Wednesday, October 26, 2011

LEGO and Let God!

Today we had a backyard party to celebrate my oldest child's ninth birthday.  We have become somewhat known among our friends and family for throwing fun parties... I get really into the party planning, mostly I am a girl who loves a good theme!  You name it we have done it, we released live butterflies for our daughter's butterfly themed party, had tea and sweets to celebrate the royal wedding (alongside a life sized creation of a real British red phone booth); and turned our living room into Hogwarts for a Harry Potter party.

My husband goes along with my insanity by smiling gamely and moving whatever furniture I require and my kids seem to enjoy the craziness and the truth is I just love to work a theme.  From food to decor, to music, to favors and photo opportunities, I just love the organization and inspiration that can be had by conforming to a theme.  I guess the appeal for me is how everything fits so well and flows so brilliantly when there is one overarching aspect tying it all together.  No conflicting agenda, no being confused about what to do or what not to do.  If it fits the theme then we do it, if not then too bad.

Today's theme was "Legos".  We played "Minute to Win it" type Lego games, we crafted with Legos, decorated with Legos and even ate molded chocolate Lego minifigs.  After yet another successful party I found myself thinking as I cleaned up that life sure would be easier if there was a theme to it.  I would know exactly what was important, know what fit and what did not... and then, right there in a yard strewn with Legos that had gone rogue, jackets that were left behind and a dog who was on a serious sugar high... right there I had an epiphany!

 My life does have a theme, I just forget that sometimes, actually if we are being honest I forget that most of the time.  The theme of my life is "Glorifying God".  I spend hours each week trying to puzzle out my life's purpose, trying to make life make sense and then in the still small silence after the whirlwind of a  noisy boy party I remember.

 I am a child of God and if I am going to own that identity then the theme is laid out right in front of me.    Really, its just that exquisitely simple; and in God's true fashion, just that exquisitely difficult (God seems to love a paradox the way I love my themes).  So if I see my Christian identity as a theme for my life, then how do I plan this party?

Food: Does my daily menu of leftovers off of my kiddos plates and crammed bites between deadlines glorify God? No? then I need to find a menu that does.

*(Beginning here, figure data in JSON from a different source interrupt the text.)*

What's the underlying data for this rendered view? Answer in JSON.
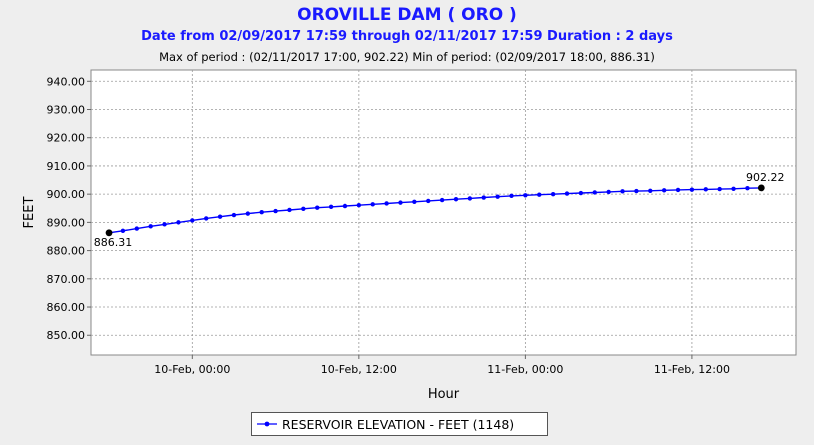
{
  "chart_data": {
    "type": "line",
    "title": "OROVILLE DAM ( ORO )",
    "subtitle": "Date from 02/09/2017 17:59 through 02/11/2017 17:59 Duration : 2 days",
    "period_info": "Max of period : (02/11/2017 17:00, 902.22)  Min of period: (02/09/2017 18:00,  886.31)",
    "xlabel": "Hour",
    "ylabel": "FEET",
    "ylim": [
      843,
      944
    ],
    "xlim_hours": [
      -1.3,
      49.5
    ],
    "yticks": [
      "940.00",
      "930.00",
      "920.00",
      "910.00",
      "900.00",
      "890.00",
      "880.00",
      "870.00",
      "860.00",
      "850.00"
    ],
    "ytick_values": [
      940,
      930,
      920,
      910,
      900,
      890,
      880,
      870,
      860,
      850
    ],
    "xticks": [
      "10-Feb, 00:00",
      "10-Feb, 12:00",
      "11-Feb, 00:00",
      "11-Feb, 12:00"
    ],
    "xtick_hours": [
      6,
      18,
      30,
      42
    ],
    "series": [
      {
        "name": "RESERVOIR ELEVATION - FEET (1148)",
        "color": "#0000ff",
        "x_hours": [
          0,
          1,
          2,
          3,
          4,
          5,
          6,
          7,
          8,
          9,
          10,
          11,
          12,
          13,
          14,
          15,
          16,
          17,
          18,
          19,
          20,
          21,
          22,
          23,
          24,
          25,
          26,
          27,
          28,
          29,
          30,
          31,
          32,
          33,
          34,
          35,
          36,
          37,
          38,
          39,
          40,
          41,
          42,
          43,
          44,
          45,
          46,
          47
        ],
        "values": [
          886.31,
          887.0,
          887.8,
          888.6,
          889.3,
          890.0,
          890.7,
          891.4,
          892.0,
          892.6,
          893.1,
          893.6,
          894.0,
          894.4,
          894.8,
          895.2,
          895.5,
          895.8,
          896.1,
          896.4,
          896.7,
          897.0,
          897.3,
          897.6,
          897.9,
          898.2,
          898.5,
          898.8,
          899.1,
          899.4,
          899.6,
          899.8,
          900.0,
          900.2,
          900.4,
          900.6,
          900.8,
          901.0,
          901.1,
          901.2,
          901.35,
          901.5,
          901.6,
          901.7,
          901.8,
          901.9,
          902.1,
          902.22
        ]
      }
    ],
    "annotations": [
      {
        "text": "886.31",
        "x_hours": 0,
        "y": 886.31,
        "placement": "below"
      },
      {
        "text": "902.22",
        "x_hours": 47,
        "y": 902.22,
        "placement": "above"
      }
    ],
    "legend_label": "RESERVOIR ELEVATION - FEET (1148)",
    "grid": true
  }
}
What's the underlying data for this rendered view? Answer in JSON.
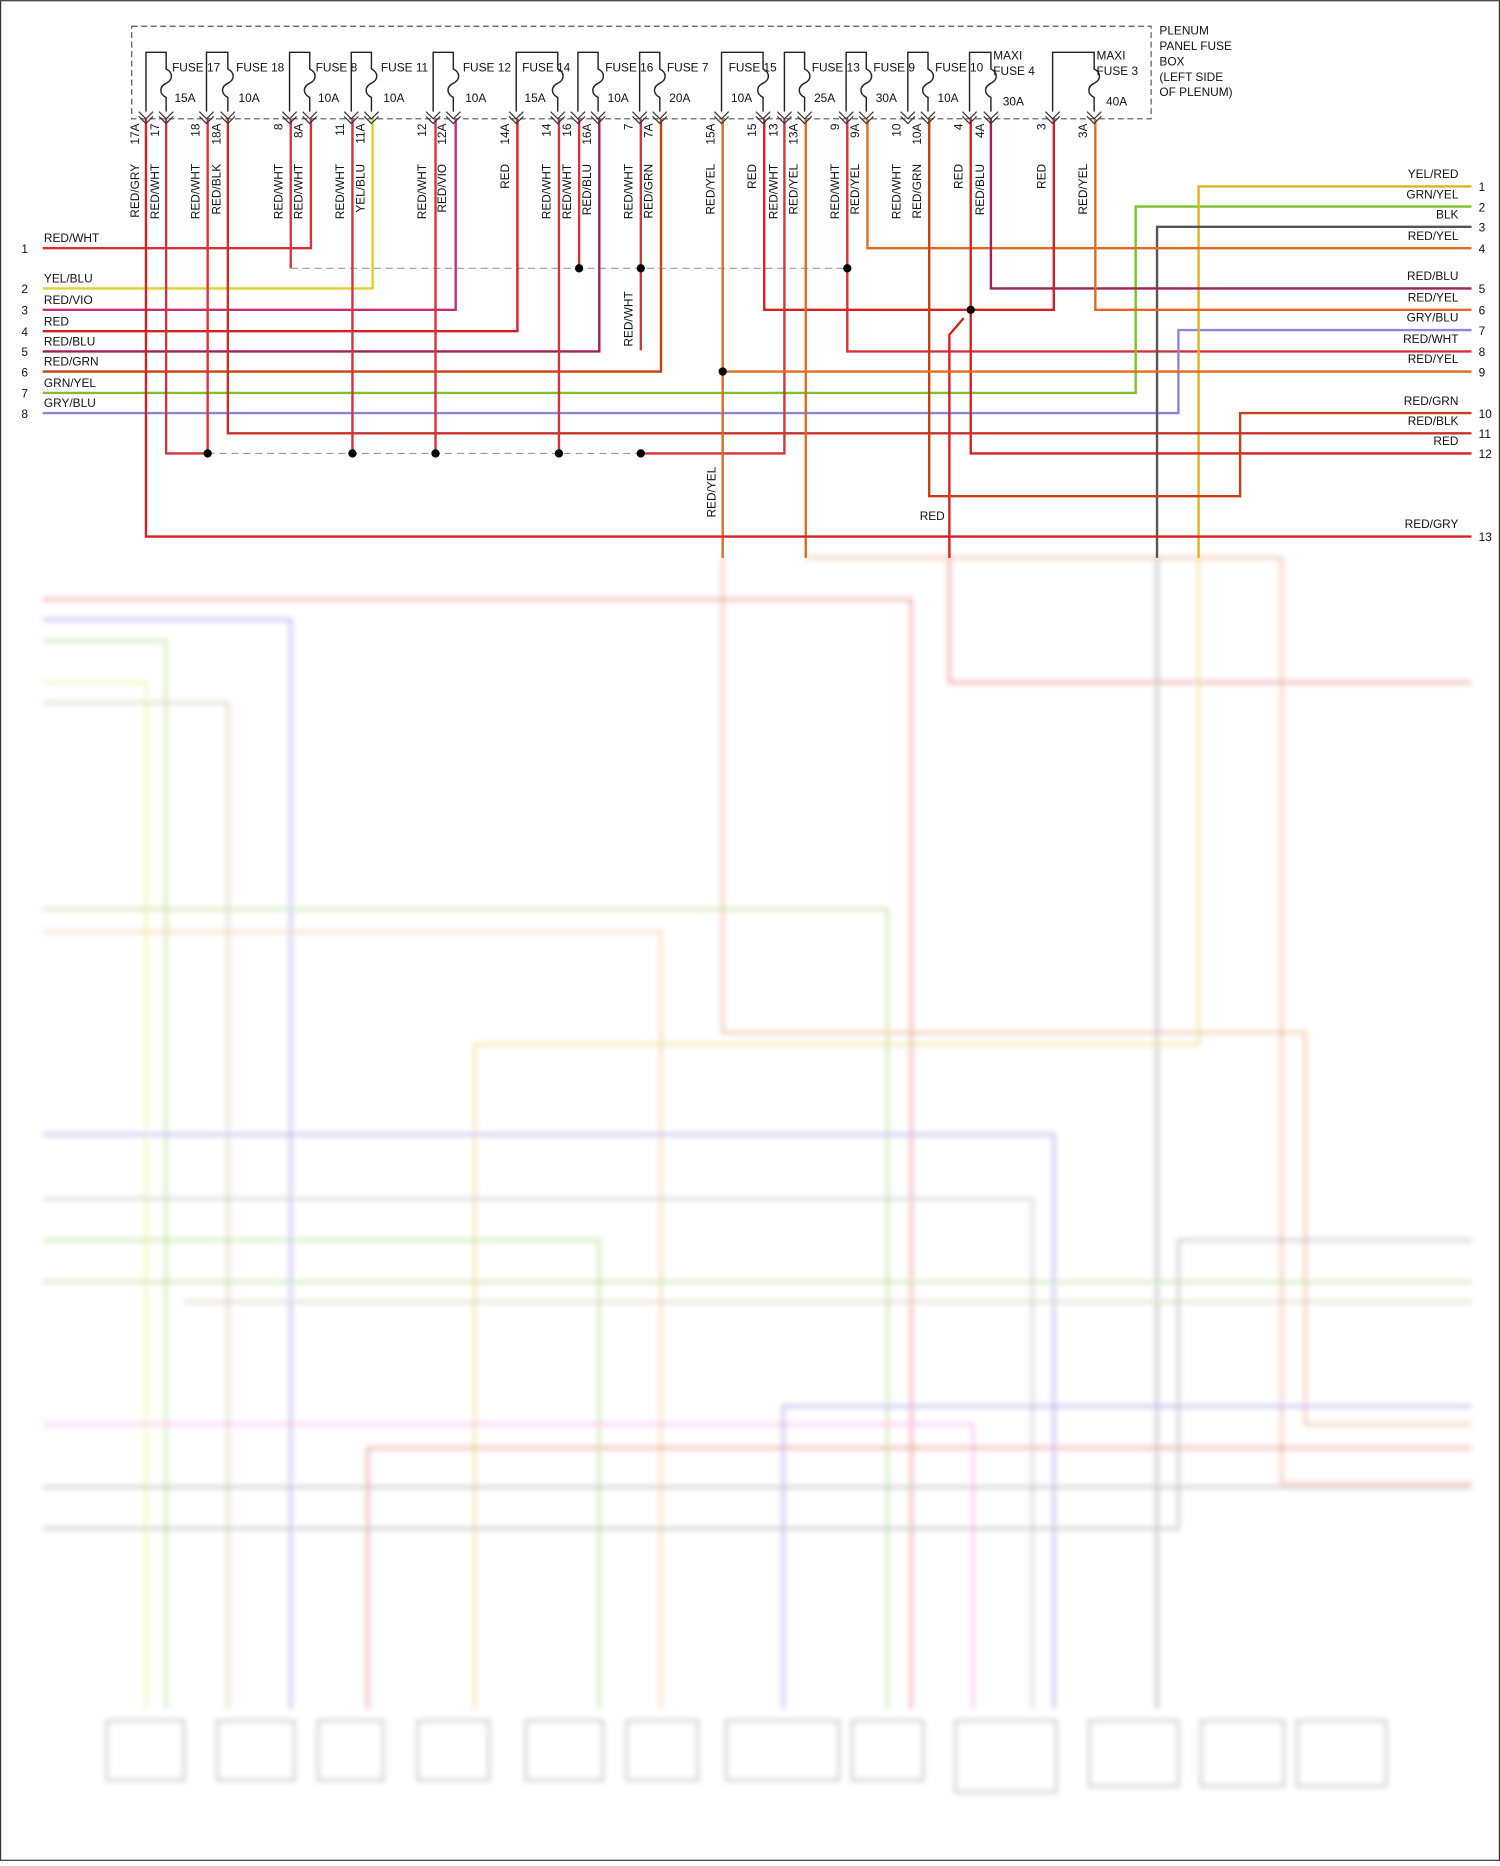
{
  "box_label": [
    "PLENUM",
    "PANEL FUSE",
    "BOX",
    "(LEFT SIDE",
    "OF PLENUM)"
  ],
  "fuses": [
    {
      "name": "FUSE 17",
      "rating": "15A"
    },
    {
      "name": "FUSE 18",
      "rating": "10A"
    },
    {
      "name": "FUSE 8",
      "rating": "10A"
    },
    {
      "name": "FUSE 11",
      "rating": "10A"
    },
    {
      "name": "FUSE 12",
      "rating": "10A"
    },
    {
      "name": "FUSE 14",
      "rating": "15A"
    },
    {
      "name": "FUSE 16",
      "rating": "10A"
    },
    {
      "name": "FUSE 7",
      "rating": "20A"
    },
    {
      "name": "FUSE 15",
      "rating": "10A"
    },
    {
      "name": "FUSE 13",
      "rating": "25A"
    },
    {
      "name": "FUSE 9",
      "rating": "30A"
    },
    {
      "name": "FUSE 10",
      "rating": "10A"
    },
    {
      "prefix": "MAXI",
      "name": "FUSE 4",
      "rating": "30A"
    },
    {
      "prefix": "MAXI",
      "name": "FUSE 3",
      "rating": "40A"
    }
  ],
  "pins": [
    {
      "number": "17A",
      "wire": "RED/GRY"
    },
    {
      "number": "17",
      "wire": "RED/WHT"
    },
    {
      "number": "18",
      "wire": "RED/WHT"
    },
    {
      "number": "18A",
      "wire": "RED/BLK"
    },
    {
      "number": "8",
      "wire": "RED/WHT"
    },
    {
      "number": "8A",
      "wire": "RED/WHT"
    },
    {
      "number": "11",
      "wire": "RED/WHT"
    },
    {
      "number": "11A",
      "wire": "YEL/BLU"
    },
    {
      "number": "12",
      "wire": "RED/WHT"
    },
    {
      "number": "12A",
      "wire": "RED/VIO"
    },
    {
      "number": "14A",
      "wire": "RED"
    },
    {
      "number": "14",
      "wire": "RED/WHT"
    },
    {
      "number": "16",
      "wire": "RED/WHT"
    },
    {
      "number": "16A",
      "wire": "RED/BLU"
    },
    {
      "number": "7",
      "wire": "RED/WHT"
    },
    {
      "number": "7A",
      "wire": "RED/GRN"
    },
    {
      "number": "15A",
      "wire": "RED/YEL"
    },
    {
      "number": "15",
      "wire": "RED"
    },
    {
      "number": "13",
      "wire": "RED/WHT"
    },
    {
      "number": "13A",
      "wire": "RED/YEL"
    },
    {
      "number": "9",
      "wire": "RED/WHT"
    },
    {
      "number": "9A",
      "wire": "RED/YEL"
    },
    {
      "number": "10",
      "wire": "RED/WHT"
    },
    {
      "number": "10A",
      "wire": "RED/GRN"
    },
    {
      "number": "4",
      "wire": "RED"
    },
    {
      "number": "4A",
      "wire": "RED/BLU"
    },
    {
      "number": "3",
      "wire": "RED"
    },
    {
      "number": "3A",
      "wire": "RED/YEL"
    }
  ],
  "left_connector": [
    {
      "pin": "1",
      "wire": "RED/WHT"
    },
    {
      "pin": "2",
      "wire": "YEL/BLU"
    },
    {
      "pin": "3",
      "wire": "RED/VIO"
    },
    {
      "pin": "4",
      "wire": "RED"
    },
    {
      "pin": "5",
      "wire": "RED/BLU"
    },
    {
      "pin": "6",
      "wire": "RED/GRN"
    },
    {
      "pin": "7",
      "wire": "GRN/YEL"
    },
    {
      "pin": "8",
      "wire": "GRY/BLU"
    }
  ],
  "right_connector": [
    {
      "pin": "1",
      "wire": "YEL/RED"
    },
    {
      "pin": "2",
      "wire": "GRN/YEL"
    },
    {
      "pin": "3",
      "wire": "BLK"
    },
    {
      "pin": "4",
      "wire": "RED/YEL"
    },
    {
      "pin": "5",
      "wire": "RED/BLU"
    },
    {
      "pin": "6",
      "wire": "RED/YEL"
    },
    {
      "pin": "7",
      "wire": "GRY/BLU"
    },
    {
      "pin": "8",
      "wire": "RED/WHT"
    },
    {
      "pin": "9",
      "wire": "RED/YEL"
    },
    {
      "pin": "10",
      "wire": "RED/GRN"
    },
    {
      "pin": "11",
      "wire": "RED/BLK"
    },
    {
      "pin": "12",
      "wire": "RED"
    },
    {
      "pin": "13",
      "wire": "RED/GRY"
    }
  ],
  "wire_labels": [
    "RED/WHT",
    "RED/YEL",
    "RED"
  ]
}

Time: Does saying yes to this person asking for a favor or another bit of money or my time glorify God? Yes? Then by all means I am in, No? then I am going to have to sit this one out because its not the theme of today's party.

Relationships: Does saving my best energetic self for those outside my home and being drained around my own family glorify God? No? Well then I better find out what needs to change and act on it.

The music I listen to, the shows that I watch, the books that I read... do they glorify God?

That does not mean I can only listen to "Christian music" or read books that can be bought at Lifeway, rather it means that I give as much thought to what I consume both emotionally and physically as well as rationally in my daily life as I do during a two hour children's party.

To understand that the theme of my life is to Glorify God is to give myself permission to actually cut out those things in my life that do not add to that theme.

Can you imagine what a party planned with the theme of Glorifying God would look like?  I imagine that there would be honesty, even when the stakes are high, and truth spoken but spoken in love.  I believe people would be taking care of others but also taking pleasure in treating themselves with love and respect.  I suspect that there would be genuine pleasure taken in hearing of the acheivements of others at the party because there would be the underlying feeling of bounty.  There would be a feeling that there was enough of everything for everyone, there would be enough love, praise, food, shelter, purpose, for every person in the room to feel full.

Image a party with a theme like that... It sounds a little like being in the full on, full time, presence of God.  A party like that sounds, well it sounds just like Heaven!